Storyful founder and former RTÉ journalist Mark Little has set up a new digital media company to help publishers beat the problem of "information overload" and deliver personalised news to paying users.
Mr Little and co-founder Áine Kerr have established Neva Labs in Dublin and hired product specialists ahead of a six- to eight-month phase for testing their assumptions about how it might work.
Neva Labs will explore putting voice activation at the heart of its product, effectively creating “a personal assistant for news”.
The company intends to use the latest artificial intelligence (AI) to restore “truth and trust” to the distribution of information at a time when tech companies have been criticised for their role in the spread of “fake news”.
"We are talking to people at the cutting edge of machine learning and AI. We have huge ambition for this, probably bigger than we did at Storyful," Mr Little told The Irish Times.
"I think the future is going to be a Spotify or Netflix for news," he said, citing a recent "surge" of interest in the development of new payment methods for content.
“We are really focusing on the individuals’ experience of news. This is not just about saving journalism.”
Social media platforms, led by Facebook, have been accused of perpetuating news "filter bubbles", in which users' feeds become so determined by past preferences – and those of their close circle – that false news, misinformation and untrustworthy sources thrive unchallenged.

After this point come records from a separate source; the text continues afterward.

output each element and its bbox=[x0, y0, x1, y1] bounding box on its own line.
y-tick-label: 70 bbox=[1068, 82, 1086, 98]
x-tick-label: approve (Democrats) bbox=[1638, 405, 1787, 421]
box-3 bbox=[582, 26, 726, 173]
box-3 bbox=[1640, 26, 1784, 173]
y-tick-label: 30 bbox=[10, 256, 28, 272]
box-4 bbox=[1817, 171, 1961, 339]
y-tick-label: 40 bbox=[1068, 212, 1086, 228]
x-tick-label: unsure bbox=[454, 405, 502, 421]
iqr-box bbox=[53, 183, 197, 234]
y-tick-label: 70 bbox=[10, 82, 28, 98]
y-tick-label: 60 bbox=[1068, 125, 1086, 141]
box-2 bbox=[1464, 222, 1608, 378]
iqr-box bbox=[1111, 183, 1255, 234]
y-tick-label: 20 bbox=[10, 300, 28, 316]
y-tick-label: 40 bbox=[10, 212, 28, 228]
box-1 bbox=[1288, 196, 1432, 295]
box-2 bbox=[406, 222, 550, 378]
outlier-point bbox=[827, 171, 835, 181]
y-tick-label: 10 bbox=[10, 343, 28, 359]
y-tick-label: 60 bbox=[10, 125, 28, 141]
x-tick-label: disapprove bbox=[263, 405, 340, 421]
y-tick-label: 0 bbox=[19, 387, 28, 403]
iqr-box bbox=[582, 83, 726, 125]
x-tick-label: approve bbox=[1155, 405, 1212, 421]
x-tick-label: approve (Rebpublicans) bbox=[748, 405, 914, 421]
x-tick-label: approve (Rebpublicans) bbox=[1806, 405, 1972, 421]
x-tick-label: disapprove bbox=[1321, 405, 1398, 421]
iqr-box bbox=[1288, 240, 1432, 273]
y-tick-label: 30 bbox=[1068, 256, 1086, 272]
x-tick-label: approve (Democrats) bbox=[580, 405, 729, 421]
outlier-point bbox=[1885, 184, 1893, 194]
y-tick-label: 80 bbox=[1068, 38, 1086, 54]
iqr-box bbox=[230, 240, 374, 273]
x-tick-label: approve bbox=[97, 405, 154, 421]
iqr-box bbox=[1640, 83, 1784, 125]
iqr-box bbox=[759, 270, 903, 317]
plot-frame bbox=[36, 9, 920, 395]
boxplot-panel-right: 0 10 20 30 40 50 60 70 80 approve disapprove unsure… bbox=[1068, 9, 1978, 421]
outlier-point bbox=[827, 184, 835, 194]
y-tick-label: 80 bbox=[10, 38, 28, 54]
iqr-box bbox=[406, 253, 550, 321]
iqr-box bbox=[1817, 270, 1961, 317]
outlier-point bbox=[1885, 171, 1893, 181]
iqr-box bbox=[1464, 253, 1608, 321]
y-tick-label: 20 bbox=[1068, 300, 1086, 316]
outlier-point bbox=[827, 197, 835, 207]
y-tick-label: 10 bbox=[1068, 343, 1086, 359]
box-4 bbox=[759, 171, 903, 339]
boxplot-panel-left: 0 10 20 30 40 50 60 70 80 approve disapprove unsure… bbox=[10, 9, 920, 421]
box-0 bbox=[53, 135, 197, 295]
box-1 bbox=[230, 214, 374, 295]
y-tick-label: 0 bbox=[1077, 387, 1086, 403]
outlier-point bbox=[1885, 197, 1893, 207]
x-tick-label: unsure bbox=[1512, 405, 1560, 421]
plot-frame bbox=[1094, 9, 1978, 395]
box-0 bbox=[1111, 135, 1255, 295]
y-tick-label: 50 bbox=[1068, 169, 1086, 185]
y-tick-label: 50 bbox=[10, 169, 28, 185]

“This is the problem we want to solve. No one is in control over their algorithms at the moment, but we want people to have that control,” he said.
Global scale
Mr Little sold social news agency Storyful to Rupert Murdoch's News Corp in 2013 for €18 million and later served as an executive at Twitter.
Ms Kerr, a former political journalist, was managing editor at Storyful and last week left her New York-based role at Facebook, where she was manager of journalism partnerships.
“We see this as something that is going to be global in scale,” said Ms Kerr.
The Neva Labs product will be “a layer on top of the social platforms that are there”, she said, adding that the company would “seek out partnerships with the news industry”.
The company is currently self-financed, but Mr Little said it would embark on fundraising in the coming months.
The former RTÉ Washington correspondent and Prime Time presenter said his and Ms Kerr's experience of the "hard knocks" involved in start-up culture would stand in their favour.
“Financiers are looking for founders who have been there and have the scars to prove it.”